Négocier les délais de paiement

Négocier les délais de paiement auprès des fournisseurs est souvent possible, en faisant quelques concessions. Un deal gagnant-gagnant peut être fait en s’engageant sur des volumes d’achats, certaines exclusivités d’approvisionnement, voire des concessions sur la logistique. Facilitez le travail de votre prestataire, pour l'aider à tenir ses marges, tout en vous avantageant. Tous les moyens sont bons dans un environnement concurrentiel, pour autant que les parties se respectent, en tant que partenaires d’affaires.

Suivre le volume des stocks au plus-près

gestion-des-stocksSi l’activité de l’entreprise nécessite de stocker des marchandises ou des matières, les outils de pilotage stratégique doivent inclure un prévisionnel de volume des stocks. L’anticipation des achats à stocker, en fonction du carnet de commandes et de la durée du cycle de production est un indicateur-clé primordial pour une entreprise agile. Il permet d’adapter les volumes achetés pour optimiser les quantités à stocker. C'est le principe du « juste-à-temps » : l’exercice consiste à éviter à la fois le sur-stockage (de la trésorerie immobilisée inutilement) et la pénurie (qui désorganise l’activité et coûte cher quand il faut acheter dans l’urgence).

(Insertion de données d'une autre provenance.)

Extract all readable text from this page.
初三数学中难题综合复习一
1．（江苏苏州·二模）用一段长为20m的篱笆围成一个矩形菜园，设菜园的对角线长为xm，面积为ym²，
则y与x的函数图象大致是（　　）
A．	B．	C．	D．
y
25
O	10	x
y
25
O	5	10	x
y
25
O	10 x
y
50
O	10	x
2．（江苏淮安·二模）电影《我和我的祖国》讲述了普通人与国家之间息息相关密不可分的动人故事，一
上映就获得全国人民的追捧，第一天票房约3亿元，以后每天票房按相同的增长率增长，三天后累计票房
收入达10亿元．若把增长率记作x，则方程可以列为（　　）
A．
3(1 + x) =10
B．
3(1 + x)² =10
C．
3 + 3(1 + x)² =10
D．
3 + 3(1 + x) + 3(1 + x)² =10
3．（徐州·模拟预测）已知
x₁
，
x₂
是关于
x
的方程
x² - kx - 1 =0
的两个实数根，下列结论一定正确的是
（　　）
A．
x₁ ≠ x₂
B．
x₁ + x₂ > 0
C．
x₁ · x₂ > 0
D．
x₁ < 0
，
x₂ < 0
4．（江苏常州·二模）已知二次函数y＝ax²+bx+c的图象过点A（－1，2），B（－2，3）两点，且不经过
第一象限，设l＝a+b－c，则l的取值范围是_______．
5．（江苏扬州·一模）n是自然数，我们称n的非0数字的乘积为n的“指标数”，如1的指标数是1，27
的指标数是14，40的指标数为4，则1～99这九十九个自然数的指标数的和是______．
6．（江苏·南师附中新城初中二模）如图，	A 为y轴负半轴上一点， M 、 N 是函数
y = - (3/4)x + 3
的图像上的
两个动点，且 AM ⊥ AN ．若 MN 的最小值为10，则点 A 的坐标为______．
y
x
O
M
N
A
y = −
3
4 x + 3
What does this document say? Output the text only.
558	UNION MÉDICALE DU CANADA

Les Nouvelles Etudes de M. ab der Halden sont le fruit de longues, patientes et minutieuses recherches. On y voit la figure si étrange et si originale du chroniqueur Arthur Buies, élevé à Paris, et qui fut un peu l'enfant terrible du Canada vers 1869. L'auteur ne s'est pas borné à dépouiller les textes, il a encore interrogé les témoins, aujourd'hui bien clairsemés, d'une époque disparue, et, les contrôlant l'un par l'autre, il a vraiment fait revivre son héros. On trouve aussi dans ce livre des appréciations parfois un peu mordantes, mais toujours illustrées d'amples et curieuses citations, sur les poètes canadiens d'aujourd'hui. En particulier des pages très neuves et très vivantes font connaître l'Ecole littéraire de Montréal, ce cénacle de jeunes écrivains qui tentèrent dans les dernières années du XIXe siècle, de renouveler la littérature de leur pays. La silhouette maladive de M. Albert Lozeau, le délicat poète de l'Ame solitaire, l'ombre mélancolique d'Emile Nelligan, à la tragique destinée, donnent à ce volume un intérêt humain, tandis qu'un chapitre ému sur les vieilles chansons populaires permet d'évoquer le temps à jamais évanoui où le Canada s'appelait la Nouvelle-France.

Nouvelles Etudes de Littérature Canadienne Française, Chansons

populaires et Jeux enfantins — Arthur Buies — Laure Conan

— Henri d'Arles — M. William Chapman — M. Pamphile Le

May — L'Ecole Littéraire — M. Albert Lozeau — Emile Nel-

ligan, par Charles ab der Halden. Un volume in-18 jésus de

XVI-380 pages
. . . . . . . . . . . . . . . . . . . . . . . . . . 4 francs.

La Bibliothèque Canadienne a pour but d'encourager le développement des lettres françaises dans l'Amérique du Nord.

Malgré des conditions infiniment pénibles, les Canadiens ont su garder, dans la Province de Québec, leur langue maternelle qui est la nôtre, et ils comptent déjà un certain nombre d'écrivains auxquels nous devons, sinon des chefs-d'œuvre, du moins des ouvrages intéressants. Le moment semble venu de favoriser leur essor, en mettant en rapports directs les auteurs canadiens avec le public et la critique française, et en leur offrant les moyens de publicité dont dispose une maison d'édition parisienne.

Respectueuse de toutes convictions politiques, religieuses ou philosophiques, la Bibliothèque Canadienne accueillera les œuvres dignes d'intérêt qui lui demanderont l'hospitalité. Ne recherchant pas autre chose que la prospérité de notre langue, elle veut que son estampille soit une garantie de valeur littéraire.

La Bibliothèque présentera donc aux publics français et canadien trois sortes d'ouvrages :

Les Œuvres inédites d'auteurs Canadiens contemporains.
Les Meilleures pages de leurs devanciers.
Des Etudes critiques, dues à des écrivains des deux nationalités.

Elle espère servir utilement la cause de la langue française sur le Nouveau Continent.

Le bouche-à-oreille passe aussi par vos fournisseurs

Dans tous les cas, une bonne organisation administrative permettra un pilotage de l’entreprise précis. Cette efficacité professionnelle finira par être reconnue par vos prestataires et fournisseurs, qui verront en vous un partenaire qui sait ce qu'il veut. Ils seront d’autant plus enclins à accorder des facilités à votre entreprise, qui sera considérée comme un client fiable, qui tient ses engagements.